Maritime et fluvial, partenaires d’une même chaîne de valeurs. Autre fait notable lors de ces deux jours de rencontres, la leçon des Hollandais. Les aptitudes de leurs opérateurs fluviaux ont été largement ciblées lors de la conférence portant sur l’optimisation entre les ports maritimes et l’hinterland. Roland Bakker, directeur du planning des camions de la plate-forme logistique fluviale de Twente, a fait état de sa gémellité avec le port maritime de Rotterdam. Située à 200 km du port, Twente développe une surface logistique le long des voies navigables de 180 hectares. Les infrastructures et équipements satisfont pleinement clients et opérateurs fluviaux. Donald Baan, directeur logistique du port de Rotterdam, vend également les services de Twente dans son offre globale. Teunis Steenbeeck prêche le couplage total des logistiques portuaires maritimes et fluviales depuis quelques années à travers le projet «Nextlogistic» qui tend à rapprocher les trafics maritimes des voies qui irriguent l’hinterland. A Twente, 60% du trafic de la plate-forme se font par la route ; 10% à peine passent par le rail et déjà 30% transitent par les barges. L’offre multimodale permet de développer d’autres services à plus forte valeur ajoutée. Ce type de site est aussi très attractif pour l’implantation d’entreprises de tout secteur industriel.

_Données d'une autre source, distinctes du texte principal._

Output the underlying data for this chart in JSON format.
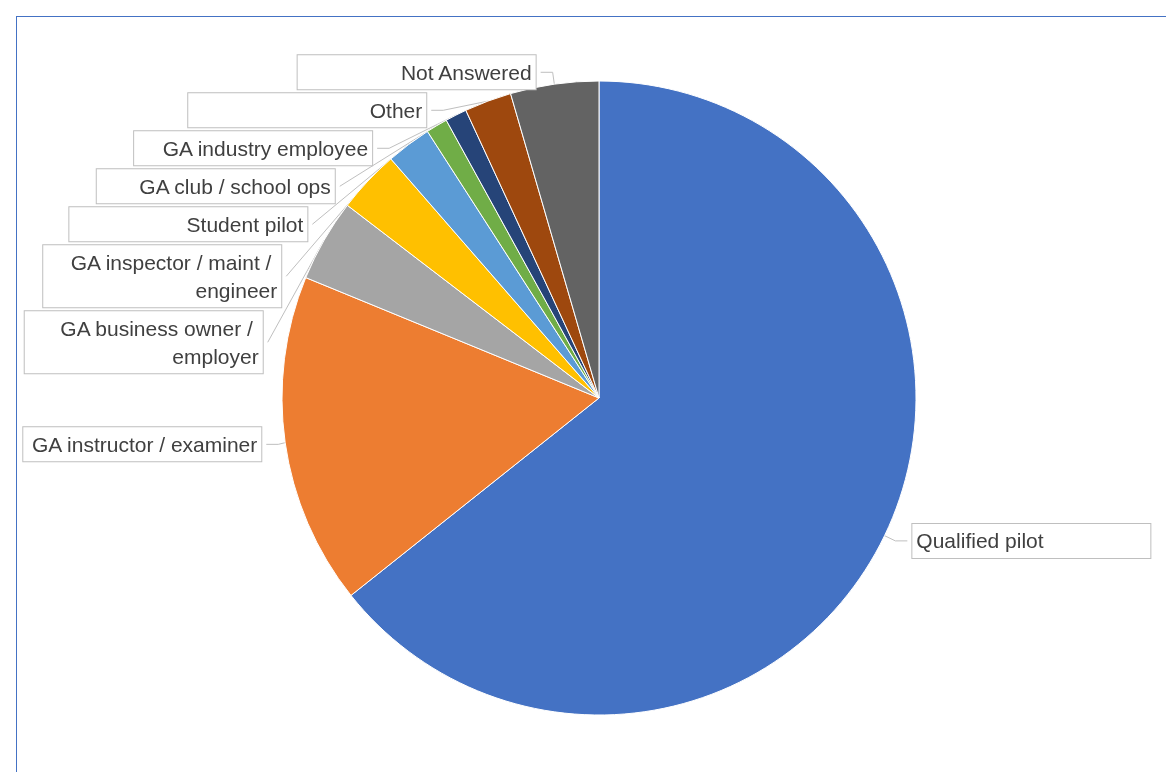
{
  "chart_data": {
    "type": "pie",
    "categories": [
      "Qualified pilot",
      "GA instructor / examiner",
      "GA business owner / employer",
      "GA inspector / maint / engineer",
      "Student pilot",
      "GA club / school ops",
      "GA industry employee",
      "Other",
      "Not Answered"
    ],
    "values": [
      64.3,
      16.9,
      4.2,
      3.2,
      2.3,
      1.1,
      1.1,
      2.4,
      4.5
    ],
    "colors": [
      "#4472c4",
      "#ed7d31",
      "#a5a5a5",
      "#ffc000",
      "#5b9bd5",
      "#70ad47",
      "#264478",
      "#9e480e",
      "#636363"
    ],
    "legend": false
  }
}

Reste le constat selon lequel il est crucial d’œuvrer ensemble : un discours à faire passer au-delà de toutes les frontières européennes. Le prochain rendez-vous pour le fluvial se tiendra les 24 et 25 mai 2013 à Karlsruhe pour le congrès portuaire international.
Encadré :
River Dating & Barge to Business
«150 exposants, 600 participants, 4 000 rendez-vous d’affaires, 200 chargeurs, 5 conférences thématiques…». L’affiche était alléchante. Pendant deux jours, tous se sont attachés à promouvoir le transport fluvial en développant une logique multimodale qui n’oppose pas le maritime au rail ou au fluvial. “River-dating” et “Barge to business” ont réuni une large gamme de compétences parmi lesquelles les transports de tous types, les équipements structurels et infra-structurels logistiques, les technologies des systèmes d’information et des réseaux, et les immanquables solutions “durables”.